211.12(f.1)(4) LICENSURE Nursing services. :State only Deficiency.
(4) Effective July 1, 2023, a minimum of 1 LPN per 25 residents during the day, 1 LPN per 30 residents during the evening, and 1 LPN per 40 residents overnight.
Observations:


Based on a review of nurse staffing and staff interview, it was determined that the facility failed to ensure the minimum licensed practical nurse (LPN) staff to resident ratio was provided on the day, evening, and night shifts for 4 shifts out of 21 reviewed.

Findings include:

A review of the facility's weekly staffing records from February 14, 2024, through February 20, 2024, revealed that on the following dates the facility failed to provide minimum LPN staff of 1:25 on the day shifts, 1:30 on the evening shifts, and 1:40 on the night shifts based on the facility's census.

Review of facility census data indicated that on February 14, 2024, the facility census was 51, which required 16.32 hours of LPN's during day shift.
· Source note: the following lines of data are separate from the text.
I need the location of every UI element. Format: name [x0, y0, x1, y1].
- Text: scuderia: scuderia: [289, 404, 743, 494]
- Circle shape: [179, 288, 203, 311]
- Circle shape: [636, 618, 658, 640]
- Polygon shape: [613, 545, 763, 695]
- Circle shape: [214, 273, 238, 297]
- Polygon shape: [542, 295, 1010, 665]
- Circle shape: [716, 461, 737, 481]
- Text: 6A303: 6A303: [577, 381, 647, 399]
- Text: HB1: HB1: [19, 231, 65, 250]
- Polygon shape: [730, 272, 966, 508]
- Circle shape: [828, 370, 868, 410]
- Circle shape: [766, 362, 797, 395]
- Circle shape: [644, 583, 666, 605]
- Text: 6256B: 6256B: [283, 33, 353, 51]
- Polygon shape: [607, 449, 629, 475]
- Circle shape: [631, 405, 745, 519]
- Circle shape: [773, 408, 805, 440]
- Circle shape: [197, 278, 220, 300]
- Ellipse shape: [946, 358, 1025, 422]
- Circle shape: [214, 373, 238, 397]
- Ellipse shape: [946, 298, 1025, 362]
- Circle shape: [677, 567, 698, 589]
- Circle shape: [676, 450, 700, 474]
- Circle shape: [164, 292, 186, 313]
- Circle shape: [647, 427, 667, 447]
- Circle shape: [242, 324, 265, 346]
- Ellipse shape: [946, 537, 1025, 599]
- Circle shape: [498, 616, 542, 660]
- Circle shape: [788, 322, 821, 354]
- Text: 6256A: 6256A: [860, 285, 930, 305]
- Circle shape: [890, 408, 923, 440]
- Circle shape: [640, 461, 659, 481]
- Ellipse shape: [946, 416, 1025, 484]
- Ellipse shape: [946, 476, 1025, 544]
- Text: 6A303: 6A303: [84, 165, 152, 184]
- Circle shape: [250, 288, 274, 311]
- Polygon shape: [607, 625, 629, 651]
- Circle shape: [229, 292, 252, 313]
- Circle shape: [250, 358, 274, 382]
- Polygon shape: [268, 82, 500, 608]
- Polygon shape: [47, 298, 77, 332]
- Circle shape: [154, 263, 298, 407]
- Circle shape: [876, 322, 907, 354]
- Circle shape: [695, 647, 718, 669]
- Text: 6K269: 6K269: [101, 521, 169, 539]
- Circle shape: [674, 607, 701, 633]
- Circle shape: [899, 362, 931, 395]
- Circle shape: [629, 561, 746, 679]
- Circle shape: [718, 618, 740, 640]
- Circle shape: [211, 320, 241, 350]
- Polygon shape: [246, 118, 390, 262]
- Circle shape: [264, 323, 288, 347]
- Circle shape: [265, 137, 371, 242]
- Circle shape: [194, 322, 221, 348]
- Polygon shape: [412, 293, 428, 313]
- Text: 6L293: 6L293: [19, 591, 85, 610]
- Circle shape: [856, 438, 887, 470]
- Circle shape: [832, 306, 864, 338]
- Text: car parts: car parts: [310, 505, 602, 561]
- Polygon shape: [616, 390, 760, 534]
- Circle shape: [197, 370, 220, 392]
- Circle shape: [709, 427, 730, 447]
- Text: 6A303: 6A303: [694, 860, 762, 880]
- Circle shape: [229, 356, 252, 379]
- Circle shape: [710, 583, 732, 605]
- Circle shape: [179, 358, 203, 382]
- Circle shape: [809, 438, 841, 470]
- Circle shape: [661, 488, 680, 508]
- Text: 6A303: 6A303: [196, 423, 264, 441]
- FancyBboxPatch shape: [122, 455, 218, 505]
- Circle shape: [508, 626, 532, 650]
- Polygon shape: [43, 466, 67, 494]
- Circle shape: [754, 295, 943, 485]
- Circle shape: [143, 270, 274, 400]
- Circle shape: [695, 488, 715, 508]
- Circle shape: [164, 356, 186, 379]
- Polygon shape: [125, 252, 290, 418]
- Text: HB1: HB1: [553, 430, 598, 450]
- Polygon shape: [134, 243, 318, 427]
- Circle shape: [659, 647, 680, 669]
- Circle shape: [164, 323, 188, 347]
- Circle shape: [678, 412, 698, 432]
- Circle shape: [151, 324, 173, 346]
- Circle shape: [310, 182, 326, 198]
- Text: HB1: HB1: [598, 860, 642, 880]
Review of the nursing time schedules revealed 2.04 LPNs provided care on the day shift on February 14, 2024, for a total of 16.30 hours. No additional excess higher-level staff were used to compensate this deficiency.

Review of facility census data indicated that on February 14, 2024, the facility census was 50, which required 13.33 hours of LPNs during evening shift.

Review of the nursing time schedules revealed 1.64 LPNs provided care on the evening shift on February 14, 2024, for a total of 13.13 hours. No additional excess higher-level staff were used to compensate this deficiency.

Review of facility census data indicated that on February 17, 2024, the facility census was 49, which required 9.80 hours of LPNs during night shift.

Review of the nursing time schedules revealed 1.13 LPNs provided care on the night shift on February 17, 2024, for a total of 9.00 hours. No additional excess higher-level staff were used to compensate this deficiency.

Review of facility census data indicated that on February 20, 2024, the facility census was 47, which required 12.53 hours of LPNs during evening shift.

Review of the nursing time schedules revealed 1.00 LPNs provided care on the evening shift on February 20, 2024, for a total of 8.00 hours. No additional excess higher-level staff were used to compensate this deficiency.

An interview with the Nursing Home Administrator on February 21, 2024, at approximately 12:35 PM, confirmed the facility had not met the required minimum licensed practical nurse (LPN) to resident ratios on the day, evening, and night shifts on the above dates.



 Plan of Correction - To be completed: 03/12/2024

1.The facility cannot retroactively correct the past LPN staffing ratio deficiency.


2.Moving forward, the facility will continue to schedule staff in accordance with the mandated LPN ratio requirements. The facility will make all good-faith efforts to utilize both internal and external resources to meet or exceed the staffing ratios.


3.To prevent this from reoccurring, the RDCS reeducated the NHA; DON and Scheduler on the updated staffing regulations in relation specifically to the LPN staff/resident ratios.


4.To monitor and maintain ongoing compliance, the NHA/designee will audit deployment sheets to ensure the facility is staffed in accordance with the LPN mandated requirements. Audits will be completed 5x weekly x4 weeks; 3x weekly x1 month and weekly x1 month. The results of the audits will be forwarded to the facility QAPI committee for further review and recommendations.